Key Takeaways from Cable One's Q1 Results

We struggled to find many strong positives in these results. Its adjusted EBITDA and EPS fell short of Wall Street's estimates. Overall, this was a mediocre quarter for Cable One. The company is down 5.4% on the results and currently trades at $375 per share.

Is Now The Time?

Cable One may have had a tough quarter, but investors should also consider its valuation and business qualities when assessing the investment opportunity.

We cheer for all companies serving consumers, but in the case of Cable One, we'll be cheering from the sidelines.
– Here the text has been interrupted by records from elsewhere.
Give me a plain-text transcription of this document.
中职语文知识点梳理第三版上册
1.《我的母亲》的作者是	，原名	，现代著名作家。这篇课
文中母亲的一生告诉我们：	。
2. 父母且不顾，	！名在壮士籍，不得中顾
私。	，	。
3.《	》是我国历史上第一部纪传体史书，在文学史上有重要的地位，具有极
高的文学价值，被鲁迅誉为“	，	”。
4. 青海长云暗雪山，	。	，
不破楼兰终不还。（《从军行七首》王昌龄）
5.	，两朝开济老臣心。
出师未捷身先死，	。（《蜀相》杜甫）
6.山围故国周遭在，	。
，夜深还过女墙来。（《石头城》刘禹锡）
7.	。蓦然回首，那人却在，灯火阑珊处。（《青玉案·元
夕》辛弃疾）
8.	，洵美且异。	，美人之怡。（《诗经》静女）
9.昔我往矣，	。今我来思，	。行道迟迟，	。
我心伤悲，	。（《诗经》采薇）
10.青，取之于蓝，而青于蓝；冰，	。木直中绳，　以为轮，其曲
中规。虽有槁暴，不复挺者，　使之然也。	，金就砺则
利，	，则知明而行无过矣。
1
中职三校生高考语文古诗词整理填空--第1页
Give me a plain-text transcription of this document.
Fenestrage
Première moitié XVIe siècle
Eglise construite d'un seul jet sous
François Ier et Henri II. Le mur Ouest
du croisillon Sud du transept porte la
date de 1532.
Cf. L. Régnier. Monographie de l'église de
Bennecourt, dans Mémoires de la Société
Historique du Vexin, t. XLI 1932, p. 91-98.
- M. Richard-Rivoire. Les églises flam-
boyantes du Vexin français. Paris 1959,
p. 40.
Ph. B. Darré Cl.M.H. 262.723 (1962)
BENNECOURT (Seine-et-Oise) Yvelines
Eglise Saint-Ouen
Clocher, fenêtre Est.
Its revenue growth has been a little slower over the last five years, and analysts expect growth to deteriorate from here. And while its impressive operating margins show it has a highly efficient business model, the downside is its projected EPS for the next year is lacking. On top of that, its relatively low ROIC suggests it has historically struggled to find compelling business opportunities.

While there are some things to like about Cable One and its valuation is reasonable, we think there are better opportunities elsewhere in the market right now.

Wall Street analysts covering the company had a one-year price target of $552.17 per share right before these results (compared to the current share price of $375).